Commission Charbonneau: BPR a joué le jeu de la collusion de crainte d'être privée de contrats à Montréal

Pierre Lavallée regrette d'avoir participé au stratagème grâce auquel les firmes de génie-conseil ont fait main basse sur les contrats d'infrastructures à Montréal.
Photo: Le Devoir Pierre Lavallée regrette d'avoir participé au stratagème grâce auquel les firmes de génie-conseil ont fait main basse sur les contrats d'infrastructures à Montréal.
Le président de la firme poursuit son acte de contrition à la commission Charbonneau. Pierre Lavallée regrette d'avoir participé au stratagème grâce auquel les firmes de génie-conseil ont fait main basse sur les contrats d'infrastructures à Montréal. «On aurait dû y penser. On aurait dû consulter. On aurait dû sortir de là», a dit M. Lavallée.

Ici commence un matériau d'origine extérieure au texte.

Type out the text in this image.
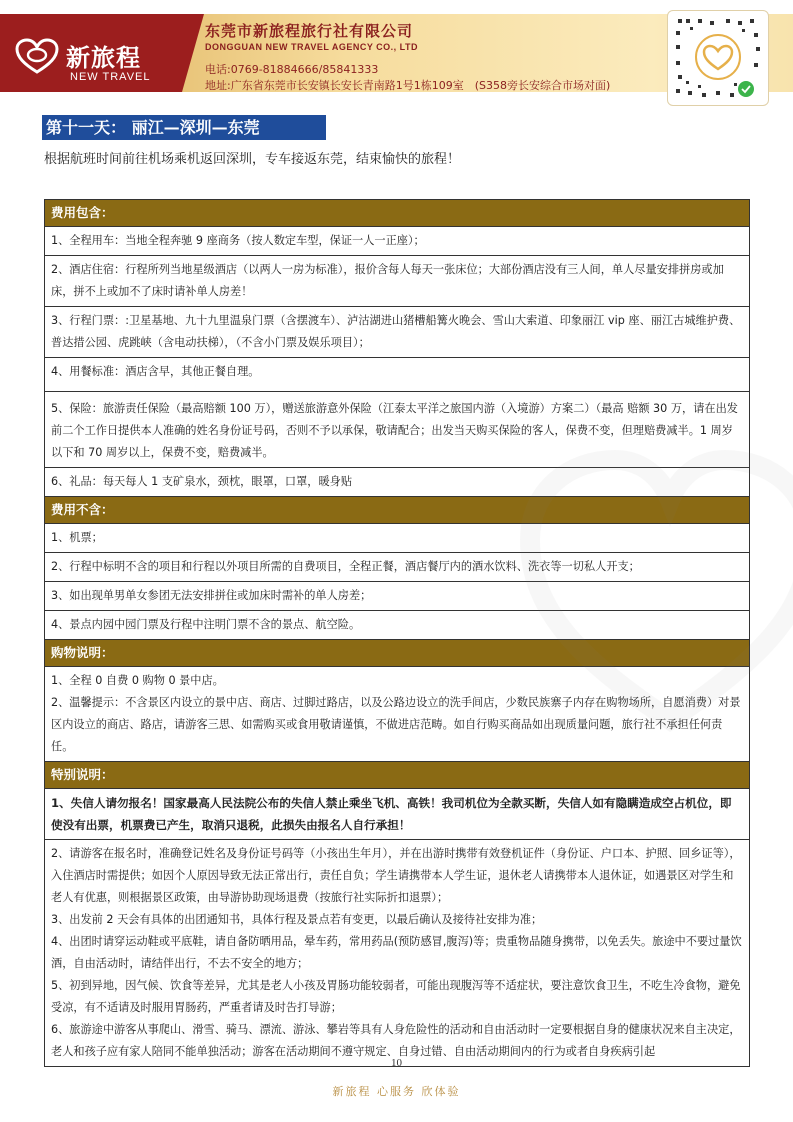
新旅程
NEW TRAVEL
东莞市新旅程旅行社有限公司
DONGGUAN NEW TRAVEL AGENCY CO., LTD
电话:0769-81884666/85841333
地址:广东省东莞市长安镇长安长青南路1号1栋109室　(S358旁长安综合市场对面)
第十一天： 丽江—深圳—东莞
根据航班时间前往机场乘机返回深圳，专车接返东莞，结束愉快的旅程！
费用包含：
1、全程用车：当地全程奔驰 9 座商务（按人数定车型，保证一人一正座）；
2、酒店住宿：行程所列当地星级酒店（以两人一房为标准），报价含每人每天一张床位；大部份酒店没有三人间，单人尽量安排拼房或加床，拼不上或加不了床时请补单人房差！
3、行程门票：:卫星基地、九十九里温泉门票（含摆渡车）、泸沽湖进山猪槽船篝火晚会、雪山大索道、印象丽江 vip 座、丽江古城维护费、普达措公园、虎跳峡（含电动扶梯），（不含小门票及娱乐项目）；
4、用餐标准：酒店含早，其他正餐自理。
5、保险：旅游责任保险（最高赔额 100 万），赠送旅游意外保险（江泰太平洋之旅国内游（入境游）方案二）（最高 赔额 30 万，请在出发前二个工作日提供本人准确的姓名身份证号码，否则不予以承保，敬请配合；出发当天购买保险的客人，保费不变，但理赔费减半。1 周岁以下和 70 周岁以上，保费不变，赔费减半。
6、礼品：每天每人 1 支矿泉水，颈枕，眼罩，口罩，暖身贴
费用不含：
1、机票；
2、行程中标明不含的项目和行程以外项目所需的自费项目，全程正餐，酒店餐厅内的酒水饮料、洗衣等一切私人开支；
3、如出现单男单女参团无法安排拼住或加床时需补的单人房差；
4、景点内园中园门票及行程中注明门票不含的景点、航空险。
购物说明：
1、全程 0 自费 0 购物 0 景中店。
2、温馨提示：不含景区内设立的景中店、商店、过脚过路店，以及公路边设立的洗手间店，少数民族寨子内存在购物场所，自愿消费）对景区内设立的商店、路店，请游客三思、如需购买或食用敬请谨慎，不做进店范畴。如自行购买商品如出现质量问题，旅行社不承担任何责任。
特别说明：
1、失信人请勿报名！国家最高人民法院公布的失信人禁止乘坐飞机、高铁！我司机位为全款买断，失信人如有隐瞒造成空占机位，即使没有出票，机票费已产生，取消只退税，此损失由报名人自行承担！
2、请游客在报名时，准确登记姓名及身份证号码等（小孩出生年月），并在出游时携带有效登机证件（身份证、户口本、护照、回乡证等），入住酒店时需提供；如因个人原因导致无法正常出行，责任自负；学生请携带本人学生证，退休老人请携带本人退休证，如遇景区对学生和老人有优惠，则根据景区政策，由导游协助现场退费（按旅行社实际折扣退票）；
3、出发前 2 天会有具体的出团通知书，具体行程及景点若有变更，以最后确认及接待社安排为准；
4、出团时请穿运动鞋或平底鞋，请自备防晒用品，晕车药，常用药品(预防感冒,腹泻)等；贵重物品随身携带，以免丢失。旅途中不要过量饮酒，自由活动时，请结伴出行，不去不安全的地方；
5、初到异地，因气候、饮食等差异，尤其是老人小孩及胃肠功能较弱者，可能出现腹泻等不适症状，要注意饮食卫生，不吃生冷食物，避免受凉，有不适请及时服用胃肠药，严重者请及时告打导游；
6、旅游途中游客从事爬山、滑雪、骑马、漂流、游泳、攀岩等具有人身危险性的活动和自由活动时一定要根据自身的健康状况来自主决定，老人和孩子应有家人陪同不能单独活动；游客在活动期间不遵守规定、自身过错、自由活动期间内的行为或者自身疾病引起
10
新旅程 心服务 欣体验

BPR n'a pas joué le jeu de la collusion par appât du gain, a expliqué son président. «On avait peur de ne plus avoir de contrats», a-t-il expliqué.

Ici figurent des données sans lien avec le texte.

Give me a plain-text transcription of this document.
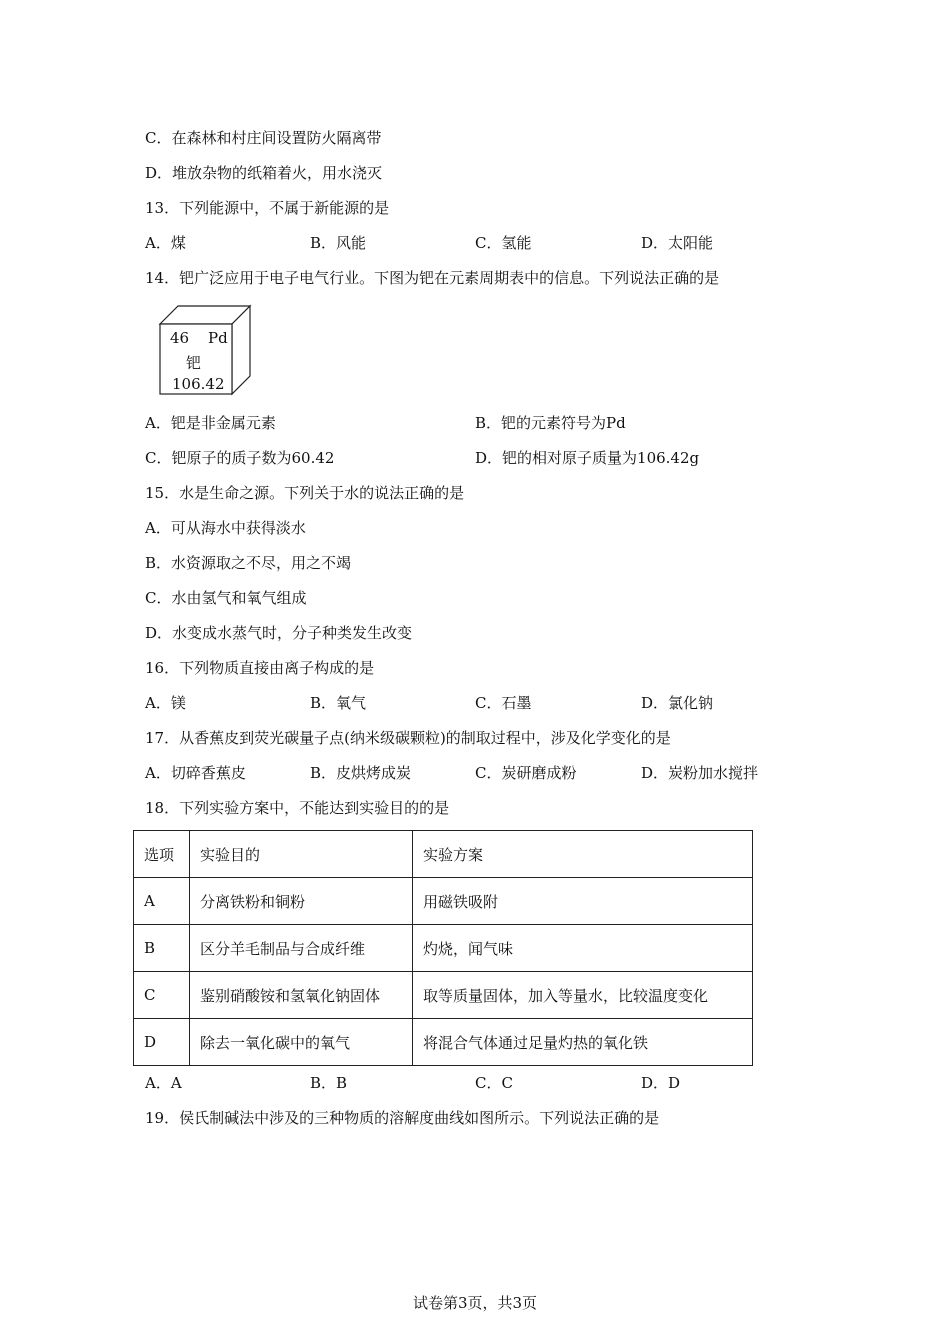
C．在森林和村庄间设置防火隔离带
D．堆放杂物的纸箱着火，用水浇灭
13．下列能源中，不属于新能源的是
A．煤	B．风能	C．氢能	D．太阳能
14．钯广泛应用于电子电气行业。下图为钯在元素周期表中的信息。下列说法正确的是
46 Pd
钯
106.42
A．钯是非金属元素	B．钯的元素符号为Pd
C．钯原子的质子数为60.42	D．钯的相对原子质量为106.42g
15．水是生命之源。下列关于水的说法正确的是
A．可从海水中获得淡水
B．水资源取之不尽，用之不竭
C．水由氢气和氧气组成
D．水变成水蒸气时，分子种类发生改变
16．下列物质直接由离子构成的是
A．镁	B．氧气	C．石墨	D．氯化钠
17．从香蕉皮到荧光碳量子点(纳米级碳颗粒)的制取过程中，涉及化学变化的是
A．切碎香蕉皮	B．皮烘烤成炭	C．炭研磨成粉	D．炭粉加水搅拌
18．下列实验方案中，不能达到实验目的的是
选项	实验目的	实验方案
A	分离铁粉和铜粉	用磁铁吸附
B	区分羊毛制品与合成纤维	灼烧，闻气味
C	鉴别硝酸铵和氢氧化钠固体	取等质量固体，加入等量水，比较温度变化
D	除去一氧化碳中的氧气	将混合气体通过足量灼热的氧化铁
A．A	B．B	C．C	D．D
19．侯氏制碱法中涉及的三种物质的溶解度曲线如图所示。下列说法正确的是
试卷第3页，共3页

Les principaux actionnaires de BPR n'ont pas sollicité d'avis juridiques avant d'accepter de verser des ristournes de 3 % (pour un total de 145 000 $ à 155 000$) au collecteur de fonds Bernard Trépanier. M. Lavallée ignorait qu'il aurait pu se plaindre au Bureau de la concurrence, qui accorde la clémence au premier dénonciateur en matière de collusion.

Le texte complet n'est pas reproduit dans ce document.